Calibration Diagnostics¶
- API:
foodspec.ml.calibration.compute_calibration_diagnostics(y_true, y_proba, n_bins=10) - Metrics returned: slope/intercept, bias, ECE/MCE, Brier score, reliability curve.
- Recalibration:
recalibrate_classifier(clf, X_cal, y_cal, method="platt"|"isotonic")wraps scikit-learn calibration. - When to recalibrate: elevated ECE (>0.05), slope far from 1, or production drift indicates miscalibration.
Drift Monitoring¶
- API:
foodspec.qc.drift.detect_feature_drift(ref, prod, threshold=0.1)returns KL + PSI per feature. - Production drift wrapper:
detect_production_drift(ref_df, prod_df, ref_perf, prod_perf)→ProductionDriftReport. - Recalibration trigger:
should_recalibrate(report, kl_thresh=0.2, perf_thresh=0.02)flags when to update calibration or retrain.
Model Aging & Sunset Rules¶
- Track performance over time with
ModelLifecycleTracker.record_performance(timestamp, metric_value, n_samples, **meta). - Compute aging:
ModelLifecycleTracker.compute_aging_score(current_time=...)→ModelAgingScore(age, decay, trend p-value, recommendation). - Sunset policy:
SunsetRule(max_age_days=..., min_performance=..., max_decay_rate=..., grace_period_days=7)applied insidecompute_aging_score. - Typical thresholds: max_age_days=180, min_performance=0.80, max_decay_rate=0.005/day after burn-in.

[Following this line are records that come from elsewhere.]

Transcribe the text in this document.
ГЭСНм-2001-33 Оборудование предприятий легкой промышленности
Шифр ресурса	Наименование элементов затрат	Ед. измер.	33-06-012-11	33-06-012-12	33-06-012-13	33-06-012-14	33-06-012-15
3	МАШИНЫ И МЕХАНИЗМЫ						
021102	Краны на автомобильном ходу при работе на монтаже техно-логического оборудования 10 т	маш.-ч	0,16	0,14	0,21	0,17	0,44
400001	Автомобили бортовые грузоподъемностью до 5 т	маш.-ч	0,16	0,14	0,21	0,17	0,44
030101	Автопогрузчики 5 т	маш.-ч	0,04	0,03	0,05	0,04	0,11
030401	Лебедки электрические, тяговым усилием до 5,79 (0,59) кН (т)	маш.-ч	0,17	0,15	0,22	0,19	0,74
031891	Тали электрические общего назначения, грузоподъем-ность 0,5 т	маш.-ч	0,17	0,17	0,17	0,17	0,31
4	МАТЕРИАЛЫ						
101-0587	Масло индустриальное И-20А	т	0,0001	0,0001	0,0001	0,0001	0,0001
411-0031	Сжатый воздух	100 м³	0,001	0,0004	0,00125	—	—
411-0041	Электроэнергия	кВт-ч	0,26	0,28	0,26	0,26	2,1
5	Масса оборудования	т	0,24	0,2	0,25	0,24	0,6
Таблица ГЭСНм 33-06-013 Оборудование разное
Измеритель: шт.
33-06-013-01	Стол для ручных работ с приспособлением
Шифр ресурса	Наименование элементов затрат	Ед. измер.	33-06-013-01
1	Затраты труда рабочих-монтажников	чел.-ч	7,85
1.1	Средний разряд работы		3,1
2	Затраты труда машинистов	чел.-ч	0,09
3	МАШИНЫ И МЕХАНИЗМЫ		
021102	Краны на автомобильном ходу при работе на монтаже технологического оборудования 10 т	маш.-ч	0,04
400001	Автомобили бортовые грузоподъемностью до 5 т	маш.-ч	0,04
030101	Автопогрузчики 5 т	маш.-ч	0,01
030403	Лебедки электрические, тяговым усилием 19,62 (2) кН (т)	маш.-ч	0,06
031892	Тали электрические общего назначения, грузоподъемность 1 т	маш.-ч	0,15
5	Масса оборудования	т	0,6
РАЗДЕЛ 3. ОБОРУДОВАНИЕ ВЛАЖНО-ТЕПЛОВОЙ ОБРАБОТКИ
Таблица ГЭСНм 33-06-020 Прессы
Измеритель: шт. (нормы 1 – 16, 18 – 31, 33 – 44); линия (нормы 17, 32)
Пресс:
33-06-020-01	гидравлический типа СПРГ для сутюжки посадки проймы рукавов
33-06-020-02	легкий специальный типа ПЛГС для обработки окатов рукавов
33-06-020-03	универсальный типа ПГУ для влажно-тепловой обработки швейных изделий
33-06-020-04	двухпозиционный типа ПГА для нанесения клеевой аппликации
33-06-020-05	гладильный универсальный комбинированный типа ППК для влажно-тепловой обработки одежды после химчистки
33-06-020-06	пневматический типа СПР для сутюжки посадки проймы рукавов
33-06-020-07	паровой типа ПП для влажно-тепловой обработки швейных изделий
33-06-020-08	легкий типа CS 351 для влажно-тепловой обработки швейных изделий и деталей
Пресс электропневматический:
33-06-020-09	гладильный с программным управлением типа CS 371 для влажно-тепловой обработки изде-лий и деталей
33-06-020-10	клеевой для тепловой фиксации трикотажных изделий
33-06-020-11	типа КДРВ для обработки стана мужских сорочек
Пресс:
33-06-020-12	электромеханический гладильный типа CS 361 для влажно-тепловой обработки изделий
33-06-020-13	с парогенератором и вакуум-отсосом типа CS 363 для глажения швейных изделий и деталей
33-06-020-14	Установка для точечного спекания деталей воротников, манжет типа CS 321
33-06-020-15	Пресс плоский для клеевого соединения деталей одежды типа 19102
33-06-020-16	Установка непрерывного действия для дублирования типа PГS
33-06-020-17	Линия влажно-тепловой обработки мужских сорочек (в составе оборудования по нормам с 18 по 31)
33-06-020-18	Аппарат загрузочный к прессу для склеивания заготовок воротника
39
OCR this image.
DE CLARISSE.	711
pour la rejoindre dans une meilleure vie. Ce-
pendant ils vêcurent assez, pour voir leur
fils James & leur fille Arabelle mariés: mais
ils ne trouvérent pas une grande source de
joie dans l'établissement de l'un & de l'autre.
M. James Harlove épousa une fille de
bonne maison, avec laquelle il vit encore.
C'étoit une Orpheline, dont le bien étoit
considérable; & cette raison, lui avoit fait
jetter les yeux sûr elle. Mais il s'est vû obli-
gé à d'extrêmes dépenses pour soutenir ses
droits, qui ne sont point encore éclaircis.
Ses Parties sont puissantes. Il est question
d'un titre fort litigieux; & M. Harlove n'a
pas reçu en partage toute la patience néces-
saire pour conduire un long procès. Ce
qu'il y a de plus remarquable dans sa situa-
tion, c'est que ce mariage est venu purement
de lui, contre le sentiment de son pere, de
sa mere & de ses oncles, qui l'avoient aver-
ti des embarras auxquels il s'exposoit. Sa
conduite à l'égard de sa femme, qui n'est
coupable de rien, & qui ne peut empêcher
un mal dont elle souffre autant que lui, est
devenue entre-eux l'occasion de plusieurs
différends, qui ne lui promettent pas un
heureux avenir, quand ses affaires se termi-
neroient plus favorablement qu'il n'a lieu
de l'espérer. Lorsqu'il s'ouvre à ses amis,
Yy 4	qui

Champion–Challenger Promotion¶
- Compare models:
compare_champion_challenger(champion_scores, challenger_scores, test_type="mcnemar"|"paired_ttest"|"wilcoxon")→ significance, CI, recommendation. - Promote:
promote_challenger(comparison, champion_path, challenger_path, force=False)backs up champion and swaps artifacts when approved. - Interpretation:
✅ PROMOTEwhen challenger is significantly better;❌ REJECTwhen challenger underperforms.
Acting on QC Flags¶
- Runtime guard:
evaluate_prediction_qc(probs, drift_score=..., ece=...)returnsqc_do_not_trustand textual reasons (confidence, entropy, margin, drift, calibration). - CLI:
foodspec-predictnow emitsqc_do_not_trustandqc_notescolumns when probabilities are available; flagged rows also trigger a stderr warning. - Example handling:
do_not_trust, warnings = guard_prediction(probs, min_confidence=0.7)
if do_not_trust:
route_to_human_review(sample_id, warnings)
- Suggested policy: block automation when
qc_do_not_trust=True, logqc_notes, and trigger recalibration if many rows get flagged.
Recommended Workflow¶
1) Calibrate a candidate model on holdout data using Platt or isotonic. 2) Deploy with drift hooks: log predictions, inputs, and outcomes to feed drift + aging trackers. 3) Schedule drift checks (daily/weekly) with PSI/KL thresholds; trigger recalibration if drifted. 4) Track performance snapshots; if aging score flags decay or age > rule, schedule retrain/retire. 5) Run champion–challenger A/B: compare on fresh batches, promote when statistically better.
Reproducibility¶
- Use
foodspec.report.methodsto auto-generate manuscript-ready methods text. - Capture reproducibility status with
foodspec.report.checklistand journal presets underfoodspec.report.journals.